90% Tax Rate for the 1%
A 90 percent tax rate on the top 1 percent of American earners wouldn’t just significantly reduce income and wealth inequality and boost government tax revenues. It would also be the optimal level for Americans’ welfare, according to a new paper from economists Fabian Kindermann and Dirk Krueger.
They find that the top marginal tax rate that maximizes government revenues before being so high as to discourage the wealthiest from earning more is very high, or 95 percent on those who are among the top 1 percent of earners. They also find that a 90 percent tax rate on the richest 1 percent could significantly reduce the Gini index, a measure of income inequality, and wealth inequality would also steadily decline.
But these effects aren’t worth the policy change in and of themselves, they argue. In an email to ThinkProgress, Krueger wrote, “One could certainly reduce inequality in the economy to zero, by the government confiscating all income and wealth and redistributing it equally among all households… Of course people would stop working and saving and the outcome would be disastrous.” But the interesting finding in their paper is that the same tax rate that would maximize revenues and drive down inequality is nearly the same one that would make everyone better off, or what they call the optimal top marginal tax rate.
Everyone’s welfare is improved if a tax change allows the government to compensate them with enough wealth so that they are at the same level they were before the change, but the government still has money left over. “The more is left over, the better is the reform,” Krueger said.

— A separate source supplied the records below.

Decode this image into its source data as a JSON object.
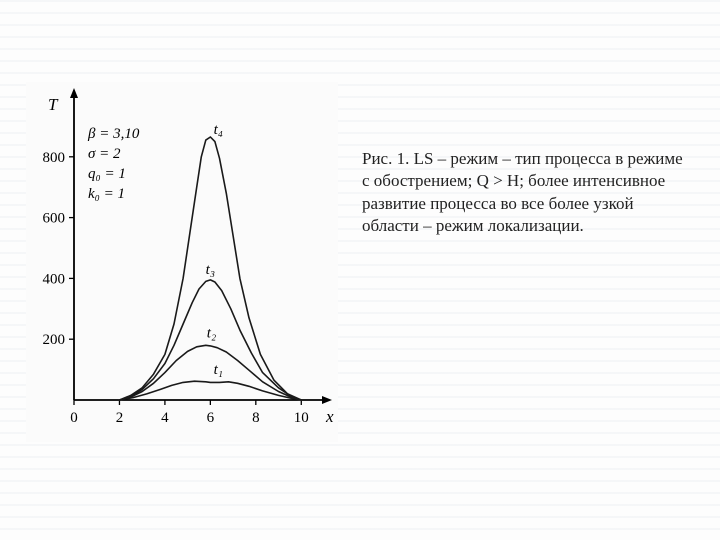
{
  "caption": {
    "text": "Рис. 1.  LS – режим – тип процесса в режиме с обострением; Q > H; более интенсивное развитие процесса во все более узкой области – режим локализации."
  },
  "chart": {
    "type": "line",
    "background_color": "#fbfbfb",
    "line_color": "#1a1a1a",
    "axis_color": "#000000",
    "tick_font_size": 15,
    "label_font_size": 17,
    "curve_label_font_size": 15,
    "param_font_size": 15,
    "line_width": 1.6,
    "axis_width": 1.8,
    "x_axis": {
      "label": "x",
      "min": 0,
      "max": 11,
      "ticks": [
        0,
        2,
        4,
        6,
        8,
        10
      ]
    },
    "y_axis": {
      "label": "T",
      "min": 0,
      "max": 1000,
      "ticks": [
        0,
        200,
        400,
        600,
        800
      ]
    },
    "params": [
      "β = 3,10",
      "σ = 2",
      "q₀ = 1",
      "k₀ = 1"
    ],
    "curves": [
      {
        "label": "t₁",
        "label_x": 6.35,
        "label_y": 85,
        "points": [
          [
            2.0,
            0
          ],
          [
            2.6,
            8
          ],
          [
            3.2,
            20
          ],
          [
            3.8,
            35
          ],
          [
            4.3,
            48
          ],
          [
            4.8,
            58
          ],
          [
            5.3,
            62
          ],
          [
            5.8,
            60
          ],
          [
            6.0,
            58
          ],
          [
            6.4,
            58
          ],
          [
            6.8,
            60
          ],
          [
            7.2,
            55
          ],
          [
            7.7,
            45
          ],
          [
            8.3,
            30
          ],
          [
            9.0,
            15
          ],
          [
            9.6,
            5
          ],
          [
            10.0,
            0
          ]
        ]
      },
      {
        "label": "t₂",
        "label_x": 6.05,
        "label_y": 205,
        "points": [
          [
            2.0,
            0
          ],
          [
            2.5,
            10
          ],
          [
            3.0,
            28
          ],
          [
            3.5,
            55
          ],
          [
            4.0,
            90
          ],
          [
            4.5,
            130
          ],
          [
            5.0,
            160
          ],
          [
            5.4,
            175
          ],
          [
            5.8,
            180
          ],
          [
            6.0,
            178
          ],
          [
            6.3,
            172
          ],
          [
            6.7,
            158
          ],
          [
            7.2,
            130
          ],
          [
            7.7,
            98
          ],
          [
            8.3,
            60
          ],
          [
            9.0,
            28
          ],
          [
            9.6,
            8
          ],
          [
            10.0,
            0
          ]
        ]
      },
      {
        "label": "t₃",
        "label_x": 6.0,
        "label_y": 415,
        "points": [
          [
            2.0,
            0
          ],
          [
            2.5,
            12
          ],
          [
            3.0,
            35
          ],
          [
            3.5,
            70
          ],
          [
            4.0,
            120
          ],
          [
            4.4,
            180
          ],
          [
            4.8,
            250
          ],
          [
            5.2,
            320
          ],
          [
            5.5,
            365
          ],
          [
            5.8,
            390
          ],
          [
            6.0,
            395
          ],
          [
            6.2,
            388
          ],
          [
            6.5,
            360
          ],
          [
            6.9,
            300
          ],
          [
            7.3,
            230
          ],
          [
            7.8,
            155
          ],
          [
            8.3,
            90
          ],
          [
            9.0,
            40
          ],
          [
            9.6,
            10
          ],
          [
            10.0,
            0
          ]
        ]
      },
      {
        "label": "t₄",
        "label_x": 6.35,
        "label_y": 875,
        "points": [
          [
            2.0,
            0
          ],
          [
            2.5,
            15
          ],
          [
            3.0,
            40
          ],
          [
            3.5,
            85
          ],
          [
            4.0,
            150
          ],
          [
            4.4,
            250
          ],
          [
            4.8,
            400
          ],
          [
            5.1,
            550
          ],
          [
            5.4,
            700
          ],
          [
            5.6,
            800
          ],
          [
            5.8,
            855
          ],
          [
            6.0,
            865
          ],
          [
            6.2,
            850
          ],
          [
            6.4,
            795
          ],
          [
            6.7,
            680
          ],
          [
            7.0,
            540
          ],
          [
            7.3,
            400
          ],
          [
            7.7,
            270
          ],
          [
            8.2,
            150
          ],
          [
            8.8,
            65
          ],
          [
            9.4,
            20
          ],
          [
            10.0,
            0
          ]
        ]
      }
    ]
  }
}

Everyone’s welfare improves or stays steady, including that of the 1 percent, under a 90 percent top tax rate. In fact, the welfare gains are “very substantial,” they note in the paper.

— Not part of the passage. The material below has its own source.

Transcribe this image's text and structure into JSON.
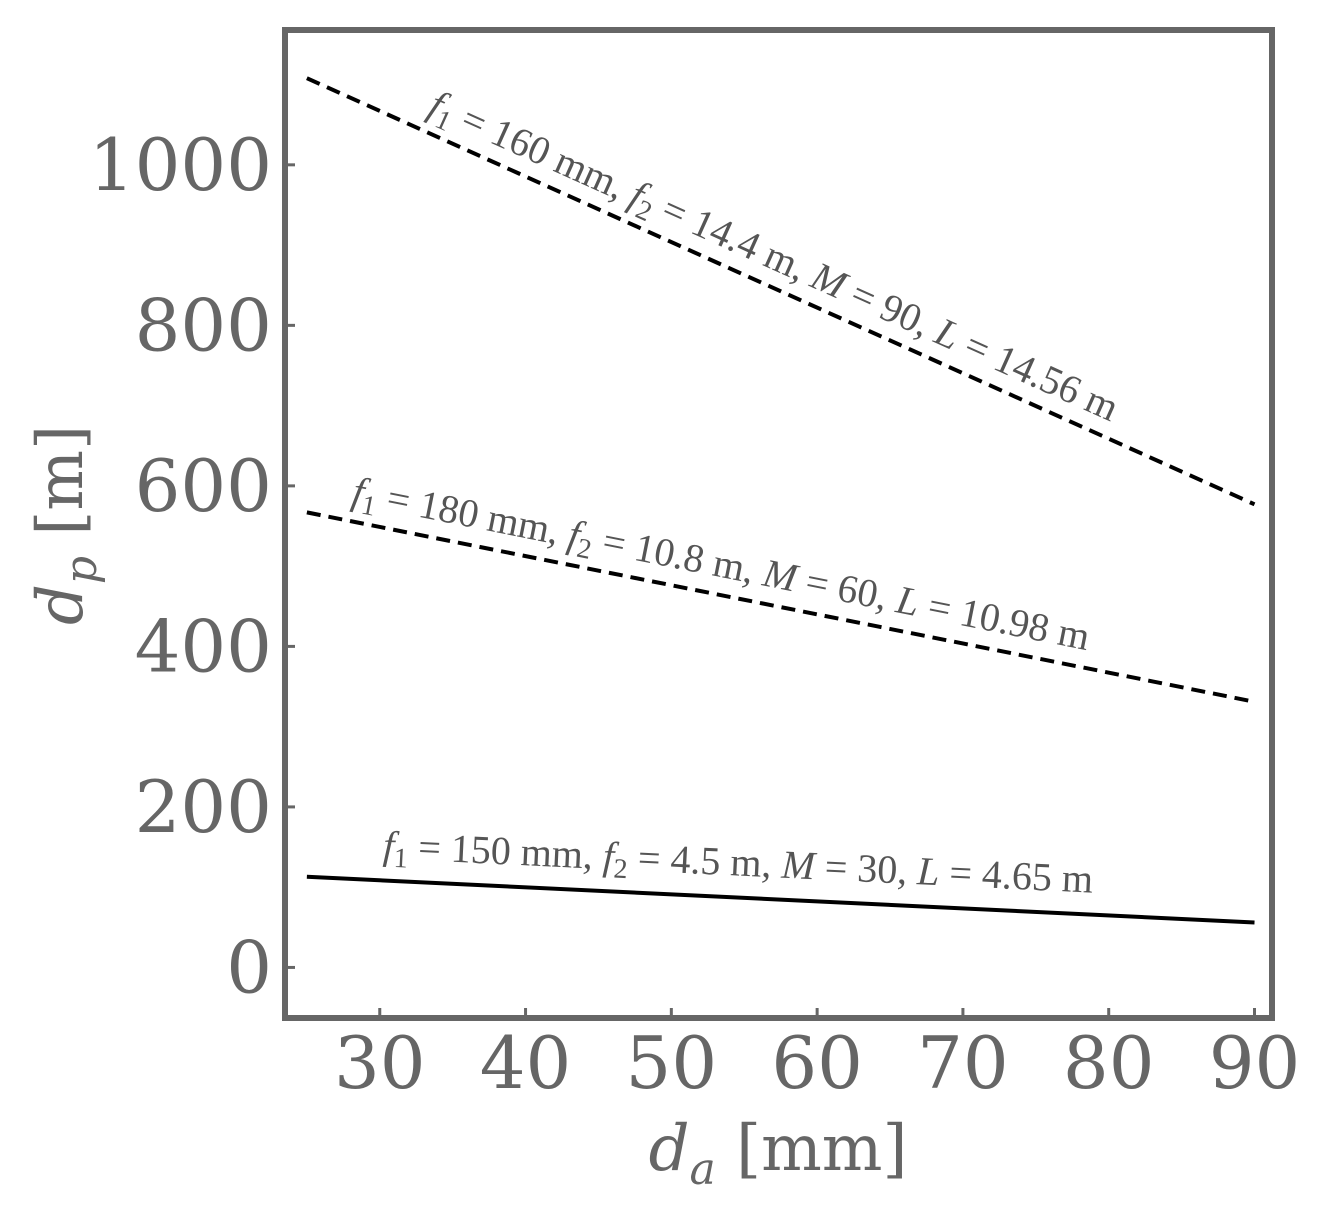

There are trade offs to such a policy change. About 10 percent fewer people would enter the labor force and consumption would decline in the long run by about 7 percent. But most of this would happen at the very top and not impact most Americans. Average consumption for people who don’t make it to the top 1 percent would actually be higher. Most of the labor force reduction is also among the richest. “Not knowing whether one would ever make it into the top 1% (not impossible, but very unlikely) households would be eager to accept a life that is somewhat better most of the time…and significantly worse in the rare case they climb to the top 1%,” Krueger noted.

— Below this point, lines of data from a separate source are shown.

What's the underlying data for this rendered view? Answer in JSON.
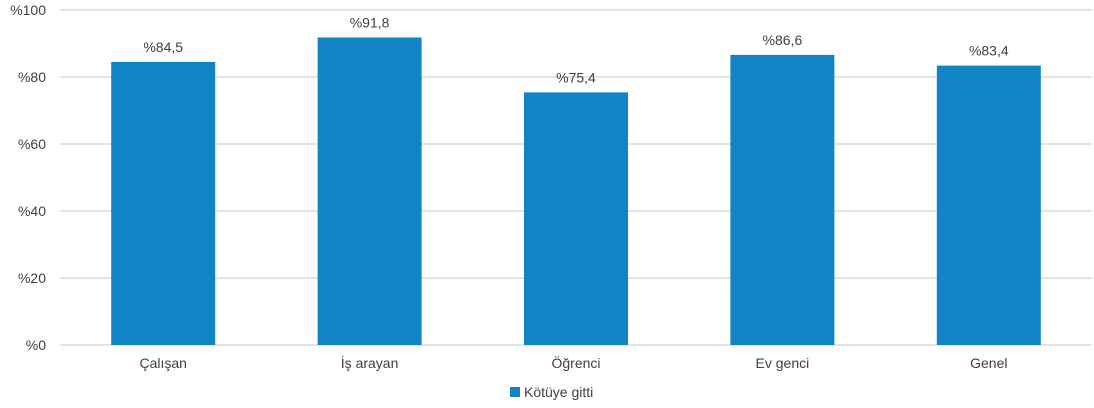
{
  "chart_data": {
    "type": "bar",
    "categories": [
      "Çalışan",
      "İş arayan",
      "Öğrenci",
      "Ev genci",
      "Genel"
    ],
    "series": [
      {
        "name": "Kötüye gitti",
        "values": [
          84.5,
          91.8,
          75.4,
          86.6,
          83.4
        ],
        "color": "#1283c4"
      }
    ],
    "data_labels": [
      "%84,5",
      "%91,8",
      "%75,4",
      "%86,6",
      "%83,4"
    ],
    "y_ticks": [
      0,
      20,
      40,
      60,
      80,
      100
    ],
    "y_tick_labels": [
      "%0",
      "%20",
      "%40",
      "%60",
      "%80",
      "%100"
    ],
    "ylim": [
      0,
      100
    ],
    "grid": true,
    "gridline_color": "#c8c8c8",
    "legend_position": "bottom"
  }
}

The top 1 percent paid an average tax rate of 23.5 percent in 2011, below a peak of 27.6 in 2001. The rate had been dropping for many years, although what they’re paying now represents a slight increase. Either way, though, the rate is much lower than 90 percent.
While conservatives warn that higher tax rates on the wealthy will hurt so-called “job creators,” economists point out that higher taxes and economic growth can go hand-in-hand. After World War II, higher economic growth occurred alongside higher top tax rates, averaging 2.23 percent while the top rates were above 70 percent between 1950 and 1980 but just 1.68 percent when the rates were lower between 1980 and 2010. Job growth has been weakest when the top rate was lowest and stronger when it was higher.
Without any policy change, however, income and wealth inequality are set to keep growing. Income inequality has been growing steadily since the 1970s and the recession has made it even worse, while wealth inequality is now where it was in the 1920s and continues climbing.